Jon Harrop wrote:> I've come up with the following minimal repro that segfaults on my machine:Jon, were you able to resolve this? FWIW, TOT is causing all kinds of weird segfaults related to tail calls in my Pure interpreter, too (at least on x86-64). In my case these seem to be limited to the JIT, however (batch-compiled Pure programs via opt+llc all work fine, even with TCO), so it's probably a different issue. When using JIT compilation, the Pure interpreter works fine with LLVM 2.3 thru 2.6, and also with early revisions of 2.7svn, but it fails most of my test suite with current TOT, even though the generated IR seems to be the same as before. Have there been any changes to the x86-64 backend of the JIT which might break tail call elimination? I didn't see any announcements about major changes in the JIT on the ml, so I have no idea what might be going wrong there. Albert -- Dr. Albert Gr"af Dept. of Music-Informatics, University of Mainz, Germany Email: Dr.Graef at t-online.de, ag at muwiinfa.geschichte.uni-mainz.de WWW: http://www.musikinformatik.uni-mainz.de/ag
> Have there been any changes to the x86-64 backend of the JIT which might > break tail call elimination?

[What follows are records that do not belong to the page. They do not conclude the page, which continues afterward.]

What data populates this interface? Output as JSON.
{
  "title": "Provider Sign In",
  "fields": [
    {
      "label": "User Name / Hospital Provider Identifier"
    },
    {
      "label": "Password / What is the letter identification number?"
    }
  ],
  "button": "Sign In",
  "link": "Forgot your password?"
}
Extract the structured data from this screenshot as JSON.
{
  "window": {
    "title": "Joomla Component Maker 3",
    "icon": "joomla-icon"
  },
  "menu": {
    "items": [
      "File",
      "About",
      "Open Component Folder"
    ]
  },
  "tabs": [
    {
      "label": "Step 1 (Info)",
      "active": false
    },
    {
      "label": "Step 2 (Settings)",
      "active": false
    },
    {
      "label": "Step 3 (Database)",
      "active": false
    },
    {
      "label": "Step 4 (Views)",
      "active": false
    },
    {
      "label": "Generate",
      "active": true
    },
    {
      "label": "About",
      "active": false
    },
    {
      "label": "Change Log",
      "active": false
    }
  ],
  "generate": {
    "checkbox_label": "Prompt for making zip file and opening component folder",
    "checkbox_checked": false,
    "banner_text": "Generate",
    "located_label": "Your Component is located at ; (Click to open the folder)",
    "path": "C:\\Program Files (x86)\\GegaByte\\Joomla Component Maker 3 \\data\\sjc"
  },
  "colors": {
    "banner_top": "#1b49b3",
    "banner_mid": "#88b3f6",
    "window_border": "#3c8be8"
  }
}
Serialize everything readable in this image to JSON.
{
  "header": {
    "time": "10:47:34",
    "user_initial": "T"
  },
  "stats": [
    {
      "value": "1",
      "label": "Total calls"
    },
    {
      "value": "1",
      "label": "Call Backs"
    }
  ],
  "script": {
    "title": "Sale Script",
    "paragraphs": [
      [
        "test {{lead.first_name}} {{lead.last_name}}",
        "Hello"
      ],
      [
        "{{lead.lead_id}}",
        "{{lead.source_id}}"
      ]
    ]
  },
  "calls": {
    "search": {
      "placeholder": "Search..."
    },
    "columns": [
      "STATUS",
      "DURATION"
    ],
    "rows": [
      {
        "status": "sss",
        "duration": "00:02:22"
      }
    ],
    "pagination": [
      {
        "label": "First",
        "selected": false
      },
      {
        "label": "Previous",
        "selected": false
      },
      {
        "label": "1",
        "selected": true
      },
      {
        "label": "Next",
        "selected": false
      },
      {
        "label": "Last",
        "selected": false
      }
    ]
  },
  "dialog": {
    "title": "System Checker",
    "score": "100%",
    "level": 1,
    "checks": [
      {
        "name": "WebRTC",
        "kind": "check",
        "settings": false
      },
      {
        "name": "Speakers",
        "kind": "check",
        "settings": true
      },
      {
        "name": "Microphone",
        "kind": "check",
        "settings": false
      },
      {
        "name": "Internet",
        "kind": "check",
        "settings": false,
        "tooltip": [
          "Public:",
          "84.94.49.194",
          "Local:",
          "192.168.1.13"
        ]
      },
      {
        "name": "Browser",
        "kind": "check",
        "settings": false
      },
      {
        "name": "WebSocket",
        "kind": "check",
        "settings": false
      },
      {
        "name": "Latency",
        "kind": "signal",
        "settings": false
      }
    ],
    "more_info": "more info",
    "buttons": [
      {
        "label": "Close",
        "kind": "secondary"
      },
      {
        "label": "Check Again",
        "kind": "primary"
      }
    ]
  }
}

I didn't see any announcements about major > changes in the JIT on the ml, so I have no idea what might be going > wrong there.Most probably recent changes (e.g. post-RA scheduling) just uncovered the bugs TCO always had. -- With best regards, Anton Korobeynikov Faculty of Mathematics and Mechanics, Saint Petersburg State University
On Sun, Nov 29, 2009 at 2:19 AM, Albert Graef <Dr.Graef at t-online.de> wrote:> Jon Harrop wrote: >> I've come up with the following minimal repro that segfaults on my machine: > > Jon, were you able to resolve this? > > FWIW, TOT is causing all kinds of weird segfaults related to tail calls > in my Pure interpreter, too (at least on x86-64). In my case these seem > to be limited to the JIT, however (batch-compiled Pure programs via > opt+llc all work fine, even with TCO), so it's probably a different > issue. When using JIT compilation, the Pure interpreter works fine with > LLVM 2.3 thru 2.6, and also with early revisions of 2.7svn, but it fails > most of my test suite with current TOT, even though the generated IR > seems to be the same as before. > > Have there been any changes to the x86-64 backend of the JIT which might > break tail call elimination? I didn't see any announcements about major > changes in the JIT on the ml, so I have no idea what might be going > wrong there. >Try batch compiling with the large code model. (llc -code-model=large) If that also causes tail calls to break, then I did something wrong in fixing far calls in the JIT.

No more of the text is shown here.